Internationale Studien zeigen, dass die Geburtenrate sinkt, je höher die Betreuungskosten sind. Und diese sind in der Schweiz viel zu hoch. Das stellt vor allem die hoch qualifizierten Frauen vor einen existenziellen Konflikt: Entweder sie reduzieren den Beschäftigungsgrad – und verzichten wohl auf die Karriere – oder geben ihren Kinderwunsch auf. 

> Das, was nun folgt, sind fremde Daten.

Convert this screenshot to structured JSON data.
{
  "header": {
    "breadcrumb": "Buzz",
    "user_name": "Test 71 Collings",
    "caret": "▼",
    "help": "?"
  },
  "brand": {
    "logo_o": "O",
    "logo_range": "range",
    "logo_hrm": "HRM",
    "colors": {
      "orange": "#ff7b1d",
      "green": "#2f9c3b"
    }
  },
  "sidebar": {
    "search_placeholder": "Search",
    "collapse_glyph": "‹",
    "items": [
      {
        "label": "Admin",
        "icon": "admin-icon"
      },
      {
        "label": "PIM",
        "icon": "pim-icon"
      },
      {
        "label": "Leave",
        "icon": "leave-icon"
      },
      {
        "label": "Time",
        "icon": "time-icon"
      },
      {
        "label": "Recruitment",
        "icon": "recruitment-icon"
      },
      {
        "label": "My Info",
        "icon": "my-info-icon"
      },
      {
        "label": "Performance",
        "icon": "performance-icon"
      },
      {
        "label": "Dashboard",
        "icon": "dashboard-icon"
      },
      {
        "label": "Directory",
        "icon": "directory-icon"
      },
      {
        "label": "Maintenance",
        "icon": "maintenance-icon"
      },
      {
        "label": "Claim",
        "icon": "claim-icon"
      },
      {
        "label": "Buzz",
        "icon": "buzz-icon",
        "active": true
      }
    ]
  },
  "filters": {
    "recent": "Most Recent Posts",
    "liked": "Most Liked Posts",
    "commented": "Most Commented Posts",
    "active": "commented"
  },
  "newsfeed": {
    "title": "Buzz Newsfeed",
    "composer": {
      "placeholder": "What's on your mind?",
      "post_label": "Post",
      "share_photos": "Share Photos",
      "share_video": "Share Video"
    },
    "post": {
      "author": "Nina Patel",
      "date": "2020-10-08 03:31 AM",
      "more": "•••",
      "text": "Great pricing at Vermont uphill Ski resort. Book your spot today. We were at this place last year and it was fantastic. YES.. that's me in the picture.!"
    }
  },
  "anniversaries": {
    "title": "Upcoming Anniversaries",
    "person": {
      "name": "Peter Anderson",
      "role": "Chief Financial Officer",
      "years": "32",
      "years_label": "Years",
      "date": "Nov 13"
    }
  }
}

In den letzten Monaten war oft von der «Heiratsstrafe» die Rede, der steuerlichen Benachteiligung der Ehepaare. Doch es gibt eine andere Heiratsstrafe, unter der Hunderttausende hoch qualifizierter Frauen leiden. Mit ihr befasst sich die Politik nur wenig. Die Schweiz ist nämlich das Land der gebildeten, kinderlosen Frauen: Rund 30 Prozent der Frauen mit Hochschulabschluss haben keine Kinder – und viele bleiben ledig. Bei den Frauen, die nur die obligatorische Schule besucht haben, liegt die Quote der Kinderlosen hingegen nur bei 13 Prozent; bei jenen mit Lehrabschluss sind es 15 Prozent. Diesbezüglich ähnelt die Schweiz eher Italien oder gar Taiwan als Schweden und Kanada.

Ausgeprägte Kinderwünsche

Das wäre alles kein Problem, wenn es den Wünschen und Erwartungen der Frauen entspräche. Karriere und ein spannender Beruf sind nachweislich Quellen ausgeprägter Befriedigung – nebst höherem Einkommen. Doch, wenn man sie nach ihren Kinderwünschen befragt, unterscheiden sich die Antworten der Frauen mit Uni- und Hochschulabschluss kaum von den übrigen. Nur 6 Prozent der 20- bis 29-Jährigen wünschen sich gar kein Kind. 91 Prozent träumen von zwei Kindern oder mehr.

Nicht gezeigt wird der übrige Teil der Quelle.